Oh, and please leave comments! I thrive on feedback.

Sunday, July 20, 2008

My [not] to-do list

I have a friend who likes to make me feel guilty about not accomplishing stuff in my life every day. Try as I might, I cannot budge her thinking that everyone must have a never-ending to-do list.

I have tried to point out that for me, the purpose of a to-do list is to get to the end of it, thereby having nothing left “to do.” For her, the purpose of a to-do list is to tick things off so she can continue adding more and more to it. I accept that this is her God-given personality. I just wish she would accept that mine is also valuable and God-given.

It comforts me to read some of the quotes I’ve collected on combating stress and taking time to relax.

“The man who doesn't relax and hoot a few hoots voluntarily, now and then, is in great danger of hooting hoots and standing on his head for the edification of the pathologist and trained nurse, a little later on,” wrote Elbert Hubbard.

How wise of Elbert Hubbard to recognize that stress can send you right into the loony bin. Edward George Bulwer-Lytton also realized this:

We live longer than our forefathers; but we suffer more from a thousand artificial anxieties and cares. They fatigued only the muscles, we exhaust the finer strength of the nerves.”

Take rest,” said Ovid, “a field that has rested gives a bountiful crop.” I believe God meant something like this when he commanded us to rest one day a week. How many of us really do that, though? To be honest, for me, sometimes the rush of getting to the worship service and putting dinner on the table afterwards makes the day a dreaded chore rather than a welcome reprieve.

Even Winnie-the-Pooh, one of the wisest characters I know, understands that we need to reach the end of that list at some point, as seen in the following advice from Pooh's Little Instruction Book, inspired by A.A. Milne
.

Don't underestimate the value of Doing Nothing, of just going along, listening to all the things you can't hear, and not bothering

But in our Puritan-inspired zeal to work hard, we forget that

"A life spent in constant labor is a life wasted, save a man be such a fool as to regard a fulsome obituary notice as ample reward." (George Jean Nathan)

Without rumination would we even notice the beauty in the world? I’m quite sure we would never imitate it in our art. Steven Halpern made an interesting observation about our modern-day need for stimulation and busyness:

“When Mozart was composing at the end of the eighteenth century, the city of Vienna was so quiet that fire alarms could be given verbally, by a shouting watchman mounted on top of St. Stefan's Cathedral. In twentieth-century society, the noise level is such that it keeps knocking our bodies out of tune and out of their natural rhythms. This ever-increasing assault of sound upon our ears, minds, and bodies adds to the stress load of civilized beings trying to live in a highly complex environment.”

I’m not sure if I actually believe the bit about our bodies being out of wack, but maybe there’s something to it. Think about most of the sounds God created: the whine of a cricket (or a horde of them), the sound of moving water (or an ocean), even an angry shout – none of them can be heard over the average decibel of most audio equipment. Were our bodies designed to hear anything louder than the relatively short thunderstorm or even a room full of people shouting?

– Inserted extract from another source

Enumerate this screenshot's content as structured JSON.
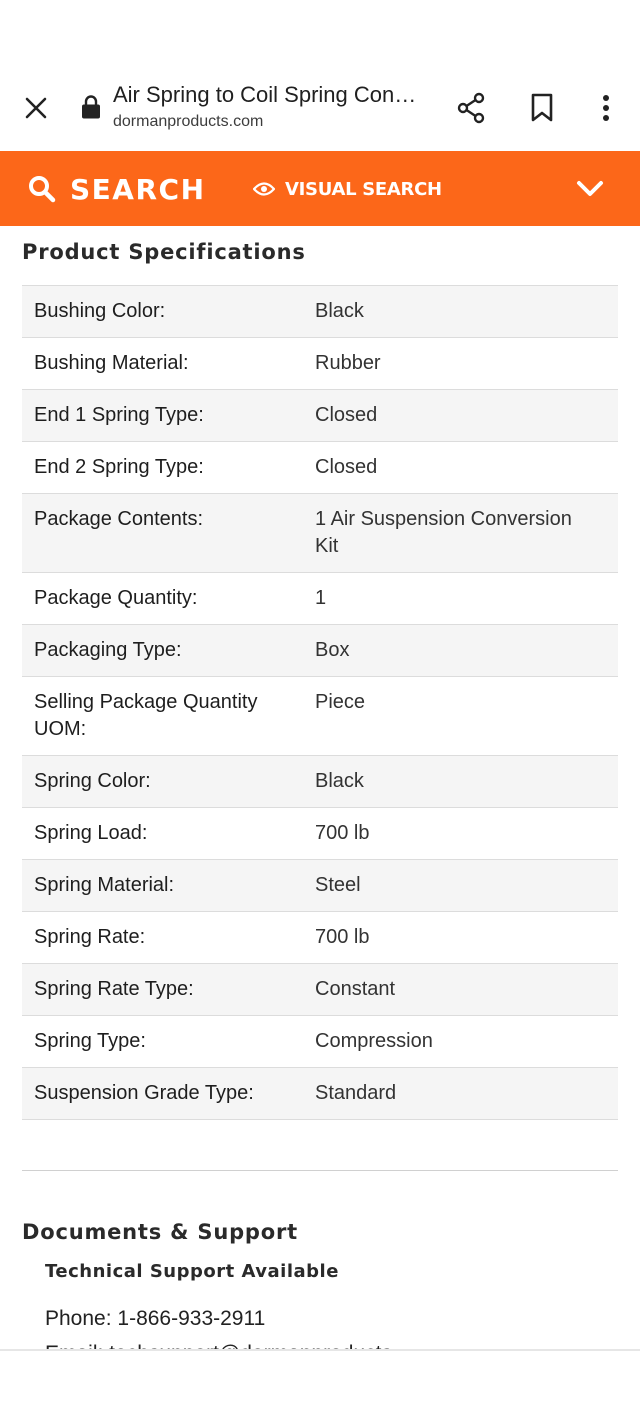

Don’t get me wrong; I grew up in the 70’s and like amplified music as much as today’s teens, but there is still something in my soul that needs to hear nothing more than the sounds of nature – at least once in a while.

So I will revel in my recognition that it is good to be still. When my daughter is grown, she will probably not remember how many times a month I vacuumed but she will remember the times we laid together on my bed, making her stuffed animals talk in funny voices.

It’s good to be in the company of so many others who recognized that ticking off items on a “to do” list is not the reason we were put on this earth.

Saturday, July 12, 2008

Books

I have quite a collection of quotes about books. Do any of these strike you, too?

"I am a part of all I have read."
- John Kieran

To that quote, I'll add one of my own:
"All I have read has become a part of me."
-Karyn Campbell

"People read to know they're not alone."
- A quote from the movie, "Shadowlands"
The movie is about C.S. Lewis, but I don't think he wrote that quote. Doesn't matter. It's a good one.

"Literature duplicates the experience of living in a way that nothing else can, drawing you so fully into another life that you temporarily forget you have one of your own. That is why you read it, and might even sit up in bed til dawn, throwing your whole tomorrow out of whack, simply to find out what happens to some people who -- you know perfectly well -- are made up."
-Barbara Kingsolver

And finally one from the Facebook application iThink:

"Life is not a gothic novel. It's just not. Stop wearing black and being depressed. Eventually you will have to get a job."
-Wish I knew who said that, but I don't.

Sunday, July 6, 2008

Of cliches and pat answers

As I leaf through the pages of my journal of quotes that have struck me, I realize that I am attracted to the words of people who have suffered. People who have suffered deeply do not offer cliche answers -- because they know there are none. And a reading of the Old Testament Book of Job reveals that religion doesn't offer pat answers either.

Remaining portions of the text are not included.